Similarly, Arizona Public Service is expanding their original BYOD Cool Rewards program to include more active demand management, especially in preparation for more rooftop solar, batteries, and electric vehicles. The managed capacity in Cool Rewards reached 135 MW this summer, and the other capacity came from a home battery pilot program.
“Our VPP is rapidly approaching 200 MW,” said Kerri Carnes in an episode of With Great Power released last month. “The smart thermostat program is by far the cornerstone of that portfolio.”
The big challenge for VPP providers is proving their reliability in order to get more widespread regulatory approval. Utilities will need to use these projects to figure out how to communicate the additional value flexible demand management provides the grid, and also work out the incentive structures. But VPPs have significant forward momentum that will no doubt continue into 2024.
While they didn’t get as much press as AI and VPPs, smart meters made their way back into the innovation conversation after a decade-long break. AMI 2.0 is all about creating more visibility in the distribution grid through advanced communication capabilities and distributed intelligence.

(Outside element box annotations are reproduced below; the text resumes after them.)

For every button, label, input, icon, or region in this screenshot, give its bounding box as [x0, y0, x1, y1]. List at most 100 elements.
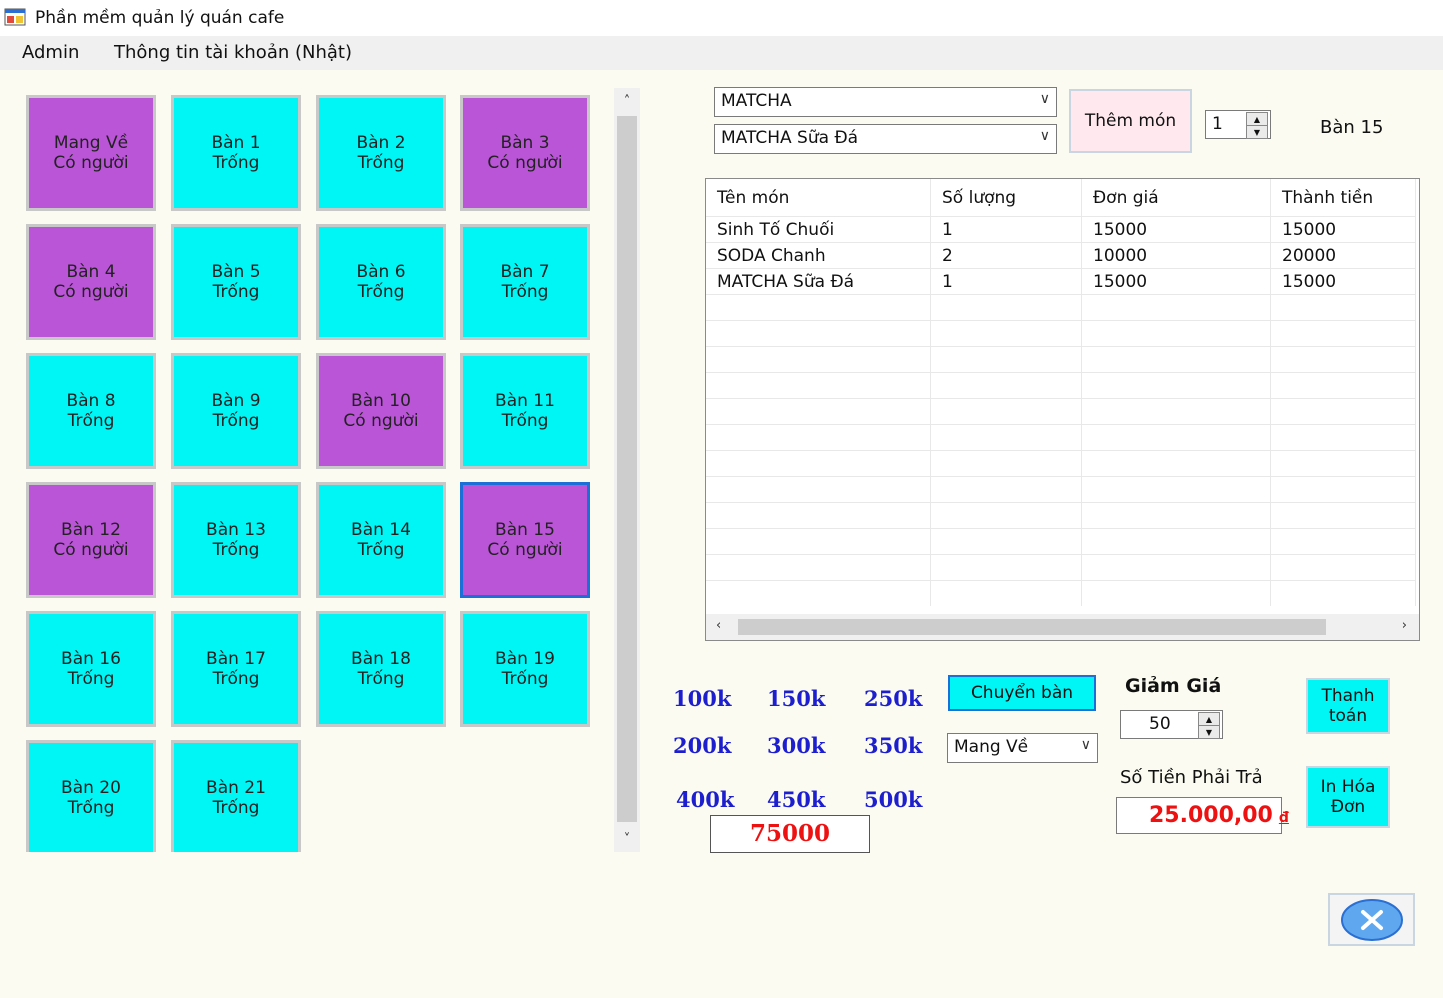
chevron-down-icon: ∨ — [1080, 737, 1091, 753]
discount-stepper[interactable]: 50 ▲ ▼ — [1120, 710, 1223, 739]
table-status: Trống — [212, 798, 260, 818]
title-bar: Phần mềm quản lý quán cafe — [0, 0, 1443, 37]
table-name: Bàn 15 — [495, 520, 555, 540]
cell: Sinh Tố Chuối — [706, 216, 931, 243]
table-name: Bàn 7 — [500, 262, 550, 282]
table-button[interactable]: Bàn 13 Trống — [171, 482, 301, 598]
table-status: Trống — [212, 153, 260, 173]
switch-target-select[interactable]: Mang Về ∨ — [947, 733, 1098, 763]
cell: 20000 — [1270, 242, 1416, 269]
table-button[interactable]: Bàn 3 Có người — [460, 95, 590, 211]
amount-due-label: Số Tiền Phải Trả — [1120, 767, 1263, 788]
table-button[interactable]: Bàn 5 Trống — [171, 224, 301, 340]
bill-horizontal-scrollbar[interactable]: ‹ › — [706, 614, 1419, 640]
cell: 1 — [930, 216, 1082, 243]
cash-200k-button[interactable]: 200k — [673, 733, 731, 758]
empty-row — [706, 294, 1416, 321]
chevron-down-icon: ∨ — [1039, 91, 1050, 107]
cash-450k-button[interactable]: 450k — [767, 787, 825, 812]
bill-grid[interactable]: Tên món Số lượng Đơn giá Thành tiền Sinh… — [705, 178, 1420, 641]
quantity-stepper[interactable]: 1 ▲ ▼ — [1205, 110, 1271, 139]
empty-row — [706, 450, 1416, 477]
table-button[interactable]: Bàn 1 Trống — [171, 95, 301, 211]
table-name: Bàn 5 — [211, 262, 261, 282]
table-list-scrollbar[interactable]: ˄ ˅ — [614, 88, 640, 852]
cash-400k-button[interactable]: 400k — [676, 787, 734, 812]
scroll-up-icon[interactable]: ˄ — [614, 88, 640, 114]
decrement-icon[interactable]: ▼ — [1198, 725, 1220, 739]
table-button[interactable]: Bàn 12 Có người — [26, 482, 156, 598]
cell: 10000 — [1081, 242, 1271, 269]
table-button[interactable]: Bàn 7 Trống — [460, 224, 590, 340]
table-name: Bàn 19 — [495, 649, 555, 669]
increment-icon[interactable]: ▲ — [1246, 112, 1268, 126]
col-price: Đơn giá — [1081, 179, 1271, 217]
empty-row — [706, 554, 1416, 581]
empty-row — [706, 346, 1416, 373]
menu-admin[interactable]: Admin — [22, 42, 79, 63]
col-qty: Số lượng — [930, 179, 1082, 217]
cash-150k-button[interactable]: 150k — [767, 686, 825, 711]
table-name: Bàn 11 — [495, 391, 555, 411]
category-select[interactable]: MATCHA ∨ — [714, 87, 1057, 117]
decrement-icon[interactable]: ▼ — [1246, 125, 1268, 139]
close-button[interactable] — [1328, 893, 1415, 946]
cash-300k-button[interactable]: 300k — [767, 733, 825, 758]
scroll-down-icon[interactable]: ˅ — [614, 826, 640, 852]
scroll-left-icon[interactable]: ‹ — [716, 618, 721, 633]
table-status: Trống — [357, 669, 405, 689]
table-button[interactable]: Bàn 8 Trống — [26, 353, 156, 469]
table-button[interactable]: Bàn 9 Trống — [171, 353, 301, 469]
table-button[interactable]: Bàn 6 Trống — [316, 224, 446, 340]
table-button[interactable]: Bàn 11 Trống — [460, 353, 590, 469]
empty-row — [706, 502, 1416, 529]
table-name: Bàn 10 — [351, 391, 411, 411]
current-table-label: Bàn 15 — [1320, 117, 1384, 138]
empty-row — [706, 372, 1416, 399]
cash-350k-button[interactable]: 350k — [864, 733, 922, 758]
table-name: Bàn 1 — [211, 133, 261, 153]
table-name: Bàn 8 — [66, 391, 116, 411]
app-window-icon — [4, 8, 26, 26]
table-button[interactable]: Bàn 21 Trống — [171, 740, 301, 852]
increment-icon[interactable]: ▲ — [1198, 712, 1220, 726]
scroll-thumb[interactable] — [738, 619, 1326, 635]
table-button[interactable]: Bàn 18 Trống — [316, 611, 446, 727]
table-button[interactable]: Mang Về Có người — [26, 95, 156, 211]
cash-100k-button[interactable]: 100k — [673, 686, 731, 711]
menu-account-info[interactable]: Thông tin tài khoản (Nhật) — [114, 42, 352, 63]
table-name: Bàn 6 — [356, 262, 406, 282]
table-status: Có người — [487, 153, 563, 173]
table-status: Trống — [357, 153, 405, 173]
print-invoice-button[interactable]: In Hóa Đơn — [1306, 766, 1390, 828]
table-status: Có người — [53, 282, 129, 302]
table-button[interactable]: Bàn 10 Có người — [316, 353, 446, 469]
table-button[interactable]: Bàn 20 Trống — [26, 740, 156, 852]
cash-500k-button[interactable]: 500k — [864, 787, 922, 812]
checkout-button[interactable]: Thanh toán — [1306, 678, 1390, 734]
table-status: Có người — [343, 411, 419, 431]
empty-row — [706, 320, 1416, 347]
scroll-thumb[interactable] — [617, 116, 637, 822]
close-icon — [1340, 898, 1403, 941]
table-button[interactable]: Bàn 19 Trống — [460, 611, 590, 727]
table-status: Có người — [53, 540, 129, 560]
window-title: Phần mềm quản lý quán cafe — [35, 8, 285, 28]
cash-250k-button[interactable]: 250k — [864, 686, 922, 711]
scroll-right-icon[interactable]: › — [1402, 618, 1407, 633]
table-button[interactable]: Bàn 4 Có người — [26, 224, 156, 340]
amount-due-field[interactable]: 25.000,00 đ — [1116, 797, 1289, 834]
add-item-button[interactable]: Thêm món — [1069, 89, 1192, 153]
table-row[interactable]: SODA Chanh 2 10000 20000 — [706, 242, 1416, 269]
table-button[interactable]: Bàn 15 Có người — [460, 482, 590, 598]
table-button[interactable]: Bàn 16 Trống — [26, 611, 156, 727]
currency-symbol: đ — [1278, 810, 1289, 826]
cash-total-field[interactable]: 75000 — [710, 815, 870, 853]
table-button[interactable]: Bàn 17 Trống — [171, 611, 301, 727]
table-button[interactable]: Bàn 2 Trống — [316, 95, 446, 211]
switch-table-button[interactable]: Chuyển bàn — [948, 675, 1096, 711]
item-select[interactable]: MATCHA Sữa Đá ∨ — [714, 124, 1057, 154]
table-button[interactable]: Bàn 14 Trống — [316, 482, 446, 598]
table-row[interactable]: Sinh Tố Chuối 1 15000 15000 — [706, 216, 1416, 243]
table-row[interactable]: MATCHA Sữa Đá 1 15000 15000 — [706, 268, 1416, 295]
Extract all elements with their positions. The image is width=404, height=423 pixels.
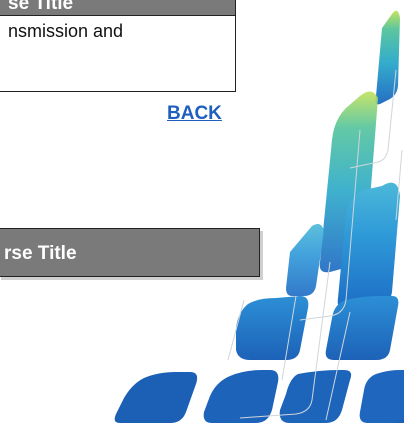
back-link[interactable]: BACK: [167, 103, 222, 125]
deco-bottom-shape-3: [279, 370, 352, 423]
page: se Title nsmission and BACK rse Title: [0, 0, 404, 423]
deco-shape-right-row: [325, 296, 399, 360]
deco-outline-6: [227, 299, 245, 361]
deco-bottom-shape-4: [359, 370, 404, 423]
deco-shape-mid-row: [236, 296, 309, 360]
deco-shape-right-tall: [337, 182, 400, 312]
deco-shape-mid-tall: [319, 91, 378, 273]
course-title-label: rse Title: [4, 243, 77, 264]
deco-outline-4: [239, 261, 331, 419]
course-description-text: nsmission and: [8, 21, 124, 41]
deco-bottom-left-1: [203, 370, 279, 423]
deco-shape-left-mid: [286, 224, 324, 296]
deco-bottom-left-2: [114, 372, 198, 423]
deco-bottom-shape-2: [372, 377, 404, 423]
deco-outline-3: [395, 149, 403, 221]
deco-outline-1: [349, 69, 397, 169]
deco-outline-2: [299, 129, 361, 321]
course-title-header-2: rse Title: [0, 228, 260, 277]
course-title-header: se Title: [0, 0, 236, 16]
deco-shape-top-right: [375, 10, 400, 105]
deco-outline-7: [281, 295, 297, 381]
deco-outline-5: [325, 311, 351, 421]
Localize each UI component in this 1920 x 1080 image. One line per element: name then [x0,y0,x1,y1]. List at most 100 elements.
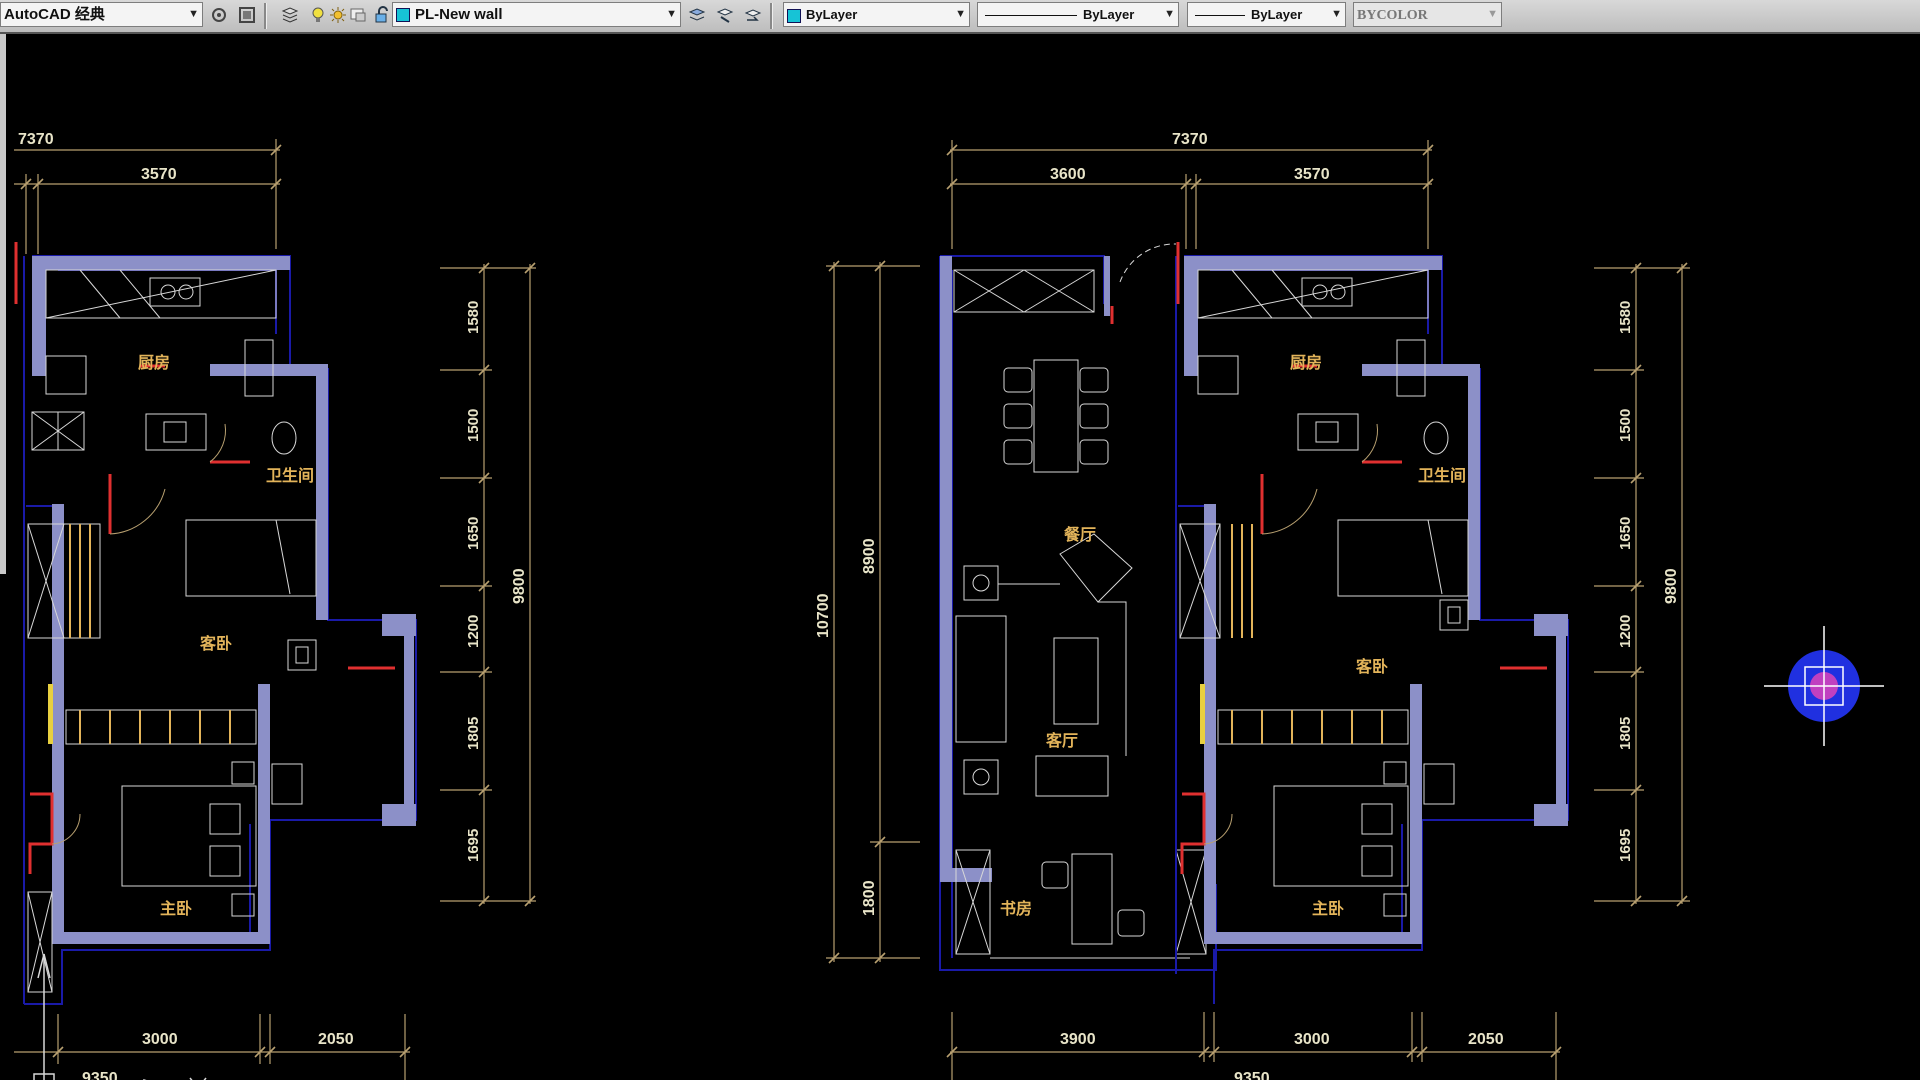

“The new meters not only look into the customer’s house, but they also look into the grid,” said Carlos Nouel, vice president of the transformation programs at National Grid during a With Great Power interview from late last year. “Now I can see on the other side of the grid and I can see at a level that allows me to optimize my grid to the most efficient point.”.
The visibility allows utilities to actively monitor characteristics like voltage, capacity, and temperature. The first generation of AMI only accessed customer data, not grid data, which is a blindspot that prevented more dynamic operations — and knee-capped early smart meters’ transformative potential.
All over the country, the new meters are gateways to customer-owned DERs. For instance, Sacramento’s utility is exploring a program utilizing smart meters in its Connected CleanPower City project, and further north Portland General Electric is planning a new meter rollout in 2024. The Ohio utility AEP, which recently received one of DOE’s Grid Resilience and Innovation Partnership program grants for a new DERMs system, is also in the midst of deploying new meters.
Unfortunately, timing really matters with meter rollouts, as utilities are often tied to their current assets until they reach their useful life. Some utilities will be stuck with existing meters for years to come, but the utilities experimenting with AMI 2.0 today will show what the technology is capable of.
Josh Gould, the director of innovation at Duquesne Light Company, said in an interview that all of this innovation is not about getting ahead, but rather about maintaining an acceptable level of service. “Climate change and aging infrastructure are going to make reliability worse, so we have to innovate just to stay in the same place,” he said.
Erin Hardick conducts research for Latitude Intelligence, the research organization connected to Latitude Media. She is also a producer for Latitude Media’s partner podcasts.